‘Republicans are becoming the party of climate supervillains’:
http://www.theguardian.com/environment/climate-consensus-97-per-cent/2015/sep/14/republicans-are-becoming-the-party-of-climate-supervillains
As Politico recently reported in a news story that seems better suited for bad a Hollywood movie script, Republican Party leaders are actively trying to sabotage the critical international climate negotiations that will happen in Paris at the end of this year.
Top Republican lawmakers are planning a wide-ranging offensive — including outreach to foreign officials by Senate Majority Leader Mitch McConnell’s office — to undermine President Barack Obama’s hopes of reaching an international climate change agreement that would cement his environmental legacy.
Republican Party leaders have often argued that the United States shouldn’t take action to curb its carbon pollution unless China and other countries do as well.
Now these countries are working to reach an international agreement in which all cut their carbon pollution, and Republican leaders are trying to undermine it. It’s as though they’re just looking for excuses to prevent the United States from reducing its fossil fuel consumption. As Jonathan Chait wrote,
In any case, the old conservative line, with its explicit or implicit promise that international agreement to reduce emissions might justify domestic emissions cuts, has suddenly become inoperative. The speed at which Republicans have changed from insisting other countries would never reduce their greenhouse-gas emissions to warning other countries not to do so — without a peep of protest from within the party or the conservative movement — says everything you need to know about the party’s stance on climate change.

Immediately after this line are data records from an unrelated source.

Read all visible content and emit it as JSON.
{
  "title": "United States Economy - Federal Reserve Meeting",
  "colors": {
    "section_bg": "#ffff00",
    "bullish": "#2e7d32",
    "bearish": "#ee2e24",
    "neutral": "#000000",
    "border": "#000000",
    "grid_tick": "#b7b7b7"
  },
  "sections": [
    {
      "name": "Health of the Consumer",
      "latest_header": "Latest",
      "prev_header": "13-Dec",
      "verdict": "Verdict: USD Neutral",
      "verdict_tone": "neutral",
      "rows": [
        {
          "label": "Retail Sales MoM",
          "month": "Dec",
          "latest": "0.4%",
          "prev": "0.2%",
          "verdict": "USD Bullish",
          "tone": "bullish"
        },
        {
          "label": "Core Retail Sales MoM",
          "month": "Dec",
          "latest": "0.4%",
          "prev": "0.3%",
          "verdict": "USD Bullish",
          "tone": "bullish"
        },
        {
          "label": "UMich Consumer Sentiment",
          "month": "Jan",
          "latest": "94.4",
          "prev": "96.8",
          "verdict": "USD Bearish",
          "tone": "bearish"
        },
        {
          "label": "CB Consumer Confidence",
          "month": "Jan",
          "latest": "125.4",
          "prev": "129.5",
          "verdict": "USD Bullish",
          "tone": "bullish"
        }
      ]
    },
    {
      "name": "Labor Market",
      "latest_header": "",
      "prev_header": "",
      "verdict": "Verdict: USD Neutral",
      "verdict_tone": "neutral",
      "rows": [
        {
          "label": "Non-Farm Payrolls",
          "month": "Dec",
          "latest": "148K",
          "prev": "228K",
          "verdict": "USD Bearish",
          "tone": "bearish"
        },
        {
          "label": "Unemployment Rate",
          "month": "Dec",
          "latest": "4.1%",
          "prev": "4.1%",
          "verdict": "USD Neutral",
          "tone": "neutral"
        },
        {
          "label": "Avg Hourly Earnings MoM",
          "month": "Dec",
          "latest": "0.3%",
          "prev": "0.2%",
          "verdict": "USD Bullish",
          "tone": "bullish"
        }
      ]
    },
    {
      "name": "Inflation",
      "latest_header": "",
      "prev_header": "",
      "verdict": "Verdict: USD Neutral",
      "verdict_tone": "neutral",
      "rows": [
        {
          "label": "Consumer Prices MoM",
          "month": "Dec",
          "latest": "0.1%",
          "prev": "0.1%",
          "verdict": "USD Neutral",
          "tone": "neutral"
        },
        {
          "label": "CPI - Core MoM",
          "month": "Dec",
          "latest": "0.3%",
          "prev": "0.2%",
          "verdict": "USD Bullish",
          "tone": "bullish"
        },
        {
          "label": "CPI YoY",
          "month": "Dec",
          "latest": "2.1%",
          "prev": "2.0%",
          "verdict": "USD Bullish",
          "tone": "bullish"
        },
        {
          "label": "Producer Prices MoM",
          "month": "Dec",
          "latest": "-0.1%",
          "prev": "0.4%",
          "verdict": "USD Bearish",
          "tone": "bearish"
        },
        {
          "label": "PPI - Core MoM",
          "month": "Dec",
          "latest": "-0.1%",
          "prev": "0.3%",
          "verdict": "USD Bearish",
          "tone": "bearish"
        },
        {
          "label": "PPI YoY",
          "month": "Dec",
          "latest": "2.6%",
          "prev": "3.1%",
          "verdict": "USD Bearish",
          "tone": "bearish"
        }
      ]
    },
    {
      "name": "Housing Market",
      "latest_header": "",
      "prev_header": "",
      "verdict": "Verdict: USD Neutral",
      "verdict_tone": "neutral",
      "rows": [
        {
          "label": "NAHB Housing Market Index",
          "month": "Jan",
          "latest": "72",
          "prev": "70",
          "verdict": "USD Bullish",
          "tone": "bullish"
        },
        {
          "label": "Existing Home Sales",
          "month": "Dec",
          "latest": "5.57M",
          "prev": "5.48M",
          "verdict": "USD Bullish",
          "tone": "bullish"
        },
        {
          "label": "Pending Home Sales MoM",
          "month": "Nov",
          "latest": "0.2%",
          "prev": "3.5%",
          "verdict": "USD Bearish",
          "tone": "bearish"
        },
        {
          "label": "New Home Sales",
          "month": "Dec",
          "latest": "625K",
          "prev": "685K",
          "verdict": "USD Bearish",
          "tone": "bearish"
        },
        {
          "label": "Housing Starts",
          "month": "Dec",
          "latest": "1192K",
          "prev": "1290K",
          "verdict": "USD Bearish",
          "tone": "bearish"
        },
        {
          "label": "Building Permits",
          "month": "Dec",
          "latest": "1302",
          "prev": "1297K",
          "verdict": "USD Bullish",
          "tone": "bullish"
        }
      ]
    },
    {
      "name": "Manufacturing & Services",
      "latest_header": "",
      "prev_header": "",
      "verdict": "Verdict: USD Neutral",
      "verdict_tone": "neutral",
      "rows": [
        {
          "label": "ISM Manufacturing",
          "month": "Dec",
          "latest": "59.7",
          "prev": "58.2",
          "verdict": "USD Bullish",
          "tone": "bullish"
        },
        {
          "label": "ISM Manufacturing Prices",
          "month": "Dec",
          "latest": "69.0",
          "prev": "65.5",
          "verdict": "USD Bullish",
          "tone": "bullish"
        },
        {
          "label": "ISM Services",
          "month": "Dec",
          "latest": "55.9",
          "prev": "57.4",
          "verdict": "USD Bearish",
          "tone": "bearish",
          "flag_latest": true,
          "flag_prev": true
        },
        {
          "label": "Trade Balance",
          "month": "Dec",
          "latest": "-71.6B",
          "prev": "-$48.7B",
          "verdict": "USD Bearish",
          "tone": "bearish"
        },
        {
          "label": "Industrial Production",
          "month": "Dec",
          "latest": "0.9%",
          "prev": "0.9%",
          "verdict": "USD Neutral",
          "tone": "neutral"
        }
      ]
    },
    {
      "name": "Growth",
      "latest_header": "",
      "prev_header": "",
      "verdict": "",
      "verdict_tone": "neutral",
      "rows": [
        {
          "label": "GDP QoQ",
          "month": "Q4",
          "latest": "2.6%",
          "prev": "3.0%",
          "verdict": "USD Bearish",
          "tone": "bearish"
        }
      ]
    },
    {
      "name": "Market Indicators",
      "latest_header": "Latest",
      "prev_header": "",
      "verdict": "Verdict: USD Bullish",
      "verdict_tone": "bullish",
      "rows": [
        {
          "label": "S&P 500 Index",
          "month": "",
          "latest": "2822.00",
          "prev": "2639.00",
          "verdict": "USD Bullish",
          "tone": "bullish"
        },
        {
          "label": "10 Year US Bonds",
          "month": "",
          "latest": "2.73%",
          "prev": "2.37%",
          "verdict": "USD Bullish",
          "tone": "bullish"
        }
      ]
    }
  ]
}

Where have Republican Party climate leaders gone?
It doesn’t have to be this way. Conservative political parties in nearly every country in the world acknowledge that human-caused global warming is real, a problem, and propose to do at least something about it. Australia’s climate-dubious prime minister Tony Abbott was the closest analogue to Republicans, but he’s just been replaced by the science-accepting Malcolm Turnbull.
Many conservative politicians used to accept climate science an risks even in the United States. In 2007, Senator John McCain (who became the Republican Party’s 2008 presidential nominee) co-authored the Climate Stewardship and Innovation Act to introduce a carbon cap and trade system. In 2010, Senator Lindsay Graham likewise co-authored a bipartisan cap and trade bill.
Sadly, although a majority of Republican voters support regulating carbon as a pollutant, and a plurality even support President Obama’s Clean Power Plan, the party’s leaders have now taken an extreme stance on the issue. Many of the party’s presidential candidates deny that the planet is even warming (e.g. Ted Cruz), or that humans are responsible (e.g. Donald Trump, Ben Carson, Jeb Bush, Marco Rubio, John Kasich). Among those few who accept the scientific consensus, most oppose all practical efforts to address the problem (e.g. Chris Christie, Carly Fiorina). The two Republican presidential candidates who support taking action to address the problem (Lindsey Graham and George Pataki) are polling at a combined 0.2%.
Republican Party leaders are trying hard to obstruct President Obama’s Clean Power Plan, and have not offered any alternatives. The easiest way to eliminate those government regulations would involve replacing them with a small government, free market alternative carbon pricing system via the type of climate legislation introduced years ago by McCain and Graham. This approach is supported by a consensus of economists, and was introduced by Republican presidents Reagan and Bush to successfully address past environmental problems, but has virtually no support among today’s Republican Party leaders.
It’s very hard to talk against heavy CO2 polluting industries when they are financially backing you and/or your friends/family. The money in American politics is what is killing it’s credibility and democratic process (on both sides). Cut out the lobbyist influence, cap the amount allowed to be spent during elections and see a reduction in ‘Donald Trumps’(and worse) becoming your President. It’s currently so far removed from democracy or public interest it isn’t funny.